Control theory approaches for analysing, modeling, and manipulating brain activity and cognitive function
Organizers
Luca Mazzucato | University of Oregon, Eugene, USA
Dmitri Chklovskii | Flatiron Institute, New York City, USA
Samir Suweis | University of Padua, Italy
Kristofer Bouchard | Lawrence Berkeley National Laboratory, Berkeley, USA
Abstract
Current neurotechnology enables artificial perturbations of single neurons in awake animals. Advancing this promising avenue to achieve targeted manipulation of brain activity will be a stepping stone in developing new brain-computer interfaces (BCIs) to ameliorate cognitive dysfunctions, such as in deep brain stimulation for Parkinson’s disease, post-traumatic stress disorder, obsessive-compulsive disorder, treatment-resistant depression, and addiction. However, most procedures apply open-loop stimulations blindly to the specific properties of the stimulated neurons. A major theoretical obstacle is that, although artificial perturbations can affect behavior and task performance, it is not known how to predict and model their effects, as current approaches are based on inefficient trial-and-error procedures.

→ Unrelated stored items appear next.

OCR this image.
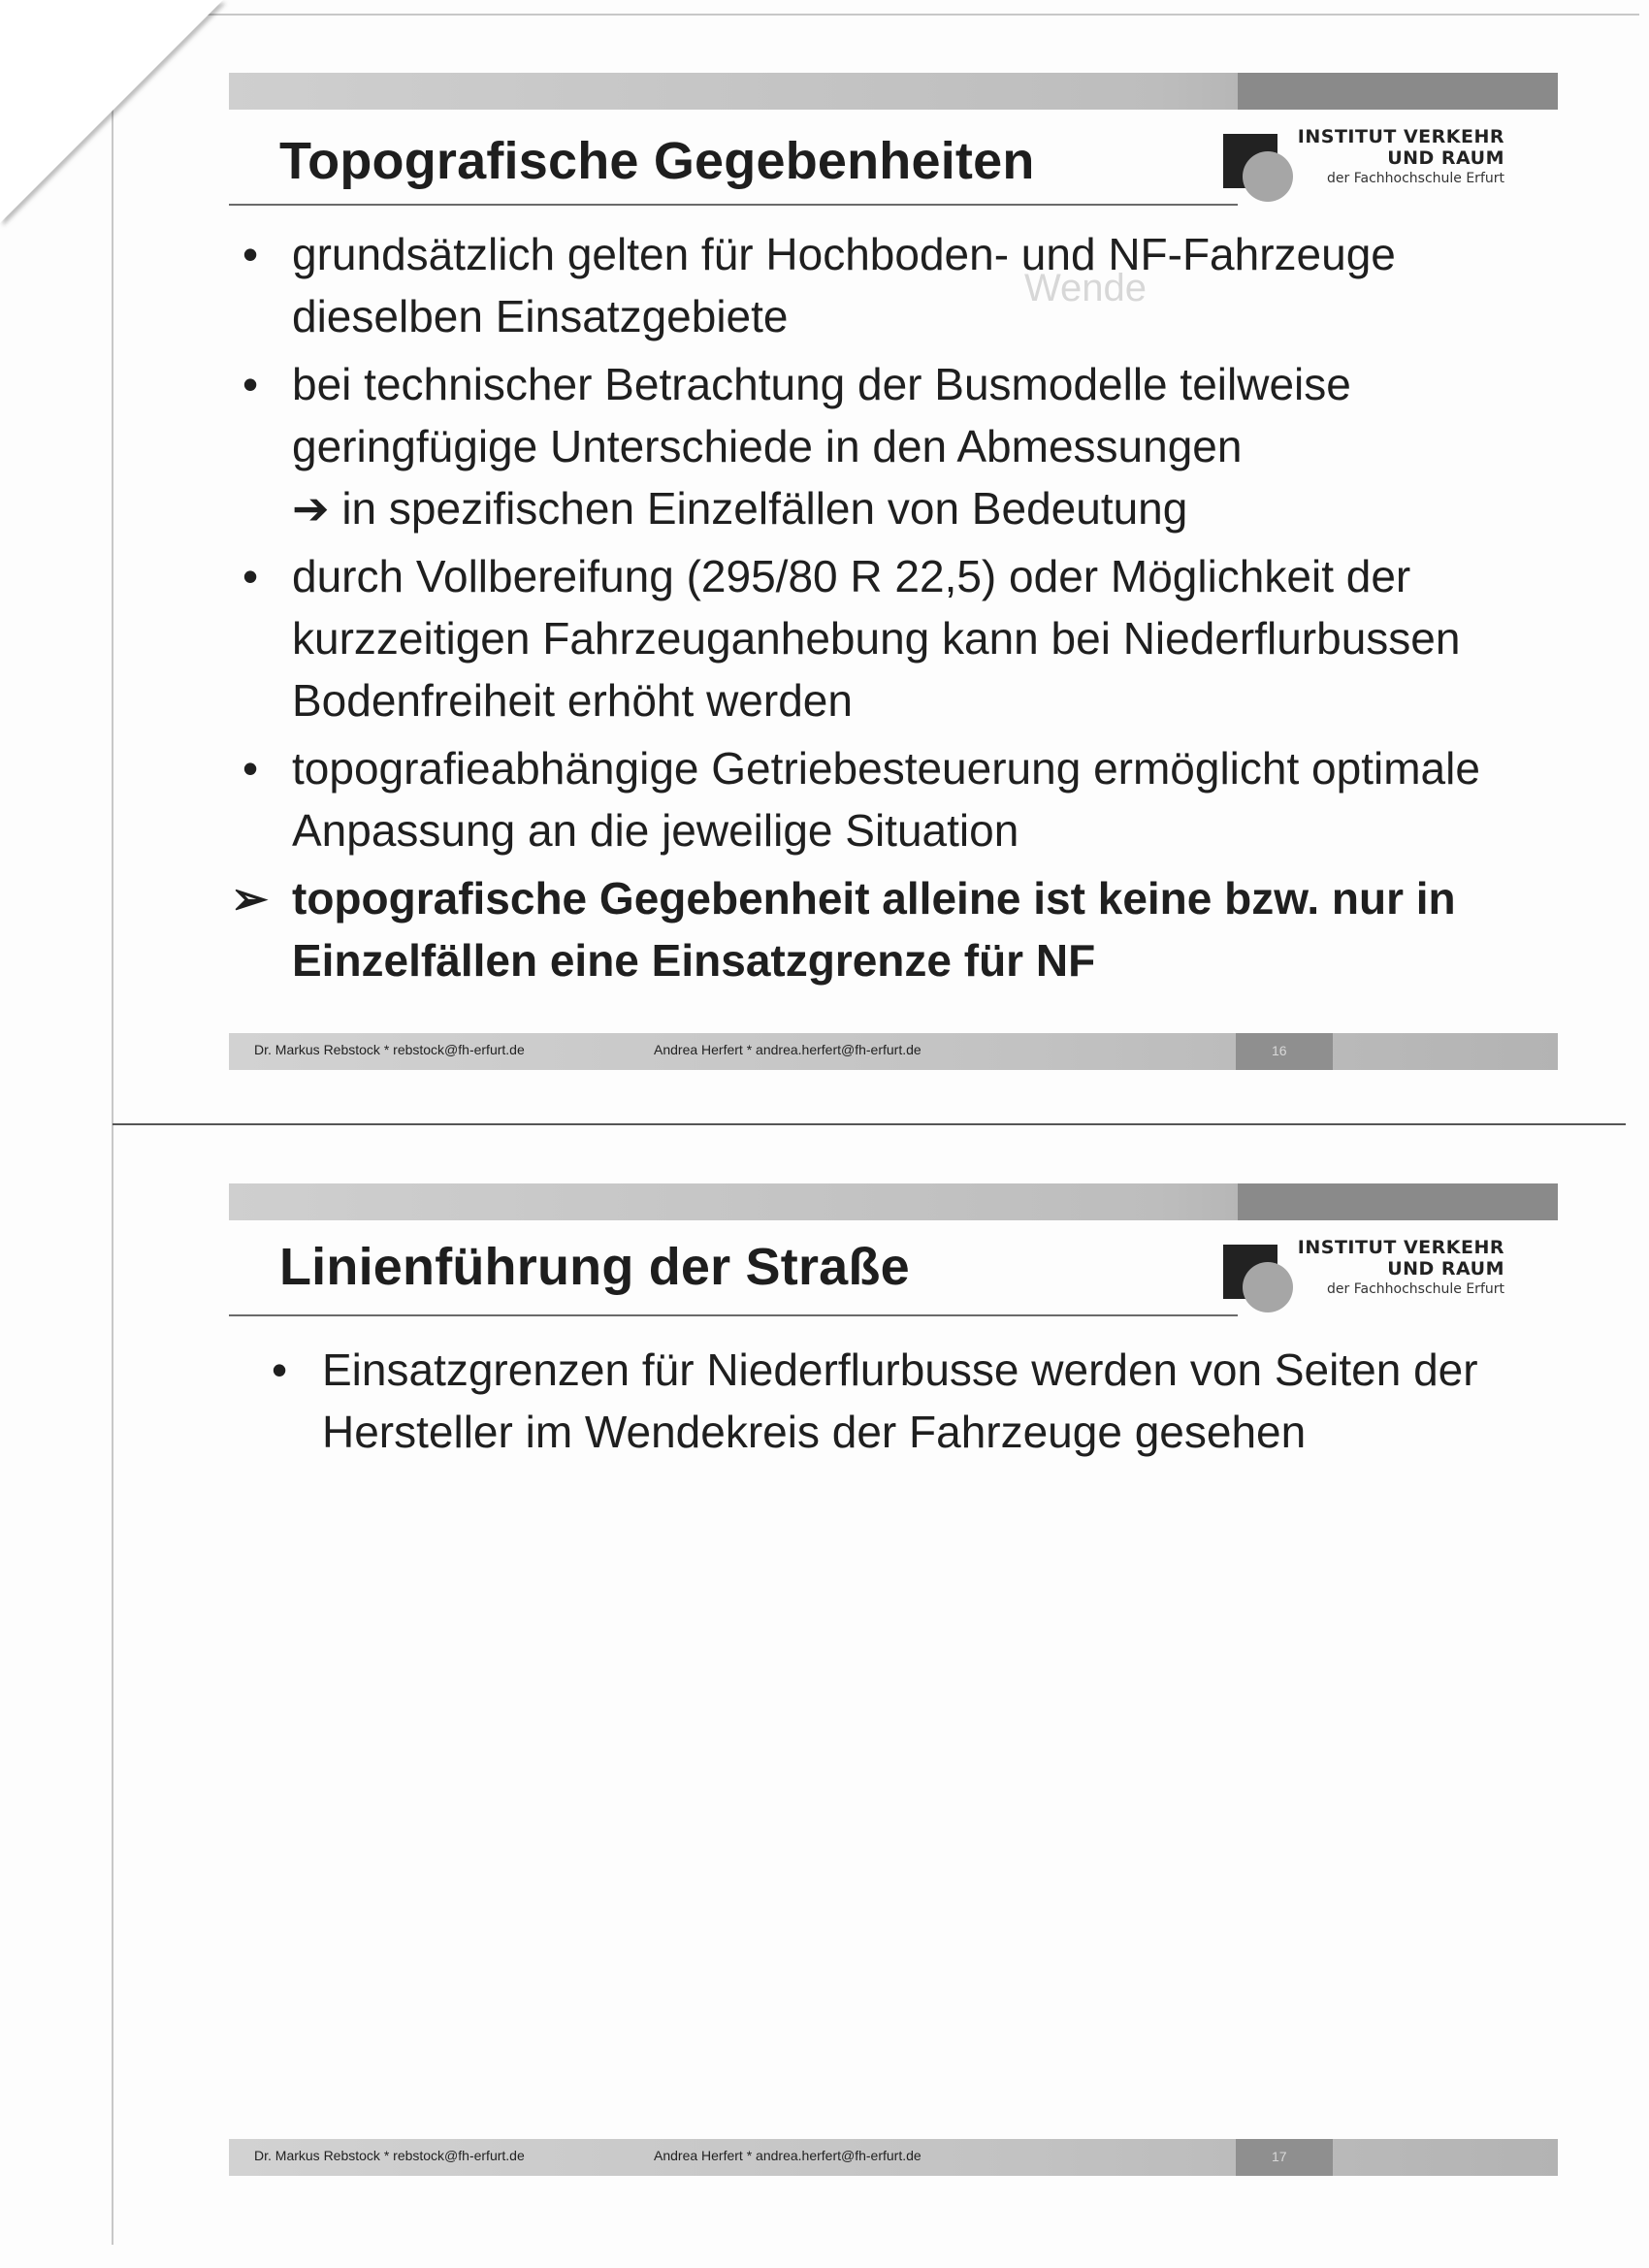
Wende
Topografische Gegebenheiten	INSTITUT VERKEHR
UND RAUM
der Fachhochschule Erfurt
• grundsätzlich gelten für Hochboden- und NF-Fahrzeuge dieselben Einsatzgebiete
• bei technischer Betrachtung der Busmodelle teilweise geringfügige Unterschiede in den Abmessungen
➔ in spezifischen Einzelfällen von Bedeutung
• durch Vollbereifung (295/80 R 22,5) oder Möglichkeit der kurzzeitigen Fahrzeuganhebung kann bei Niederflurbussen Bodenfreiheit erhöht werden
• topografieabhängige Getriebesteuerung ermöglicht optimale Anpassung an die jeweilige Situation
➢ topografische Gegebenheit alleine ist keine bzw. nur in Einzelfällen eine Einsatzgrenze für NF
Dr. Markus Rebstock * rebstock@fh-erfurt.de	Andrea Herfert * andrea.herfert@fh-erfurt.de	16
Linienführung der Straße	INSTITUT VERKEHR
UND RAUM
der Fachhochschule Erfurt
• Einsatzgrenzen für Niederflurbusse werden von Seiten der Hersteller im Wendekreis der Fahrzeuge gesehen
Dr. Markus Rebstock * rebstock@fh-erfurt.de	Andrea Herfert * andrea.herfert@fh-erfurt.de	17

We identify control theory as a promising approach to address these pressing challenges and bridge from theoretical modeling to neural engineering to translational applications. At the same time, we believe that control theory could provide a principled approach to analyze and understand how information is processed and transmitted in the brain to enable perception, cognition, and action. Control theory could provide a novel and principled approach to understanding the precise input/output relationships of cortical circuits dynamics and function from the lenses of perturbations or multi-area interaction. In this workshop, we will bring together leading experts in control theory and perturbation approaches to brain circuits at different levels of description, from non-invasive whole brain dynamics in humans to invasive approaches in animal models. Our goal is to identify outstanding challenges and share methods from different backgrounds to chart a path forward for the future applications of brain controllability, bringing together perspectives from dynamical systems theory, control theory, and information theory.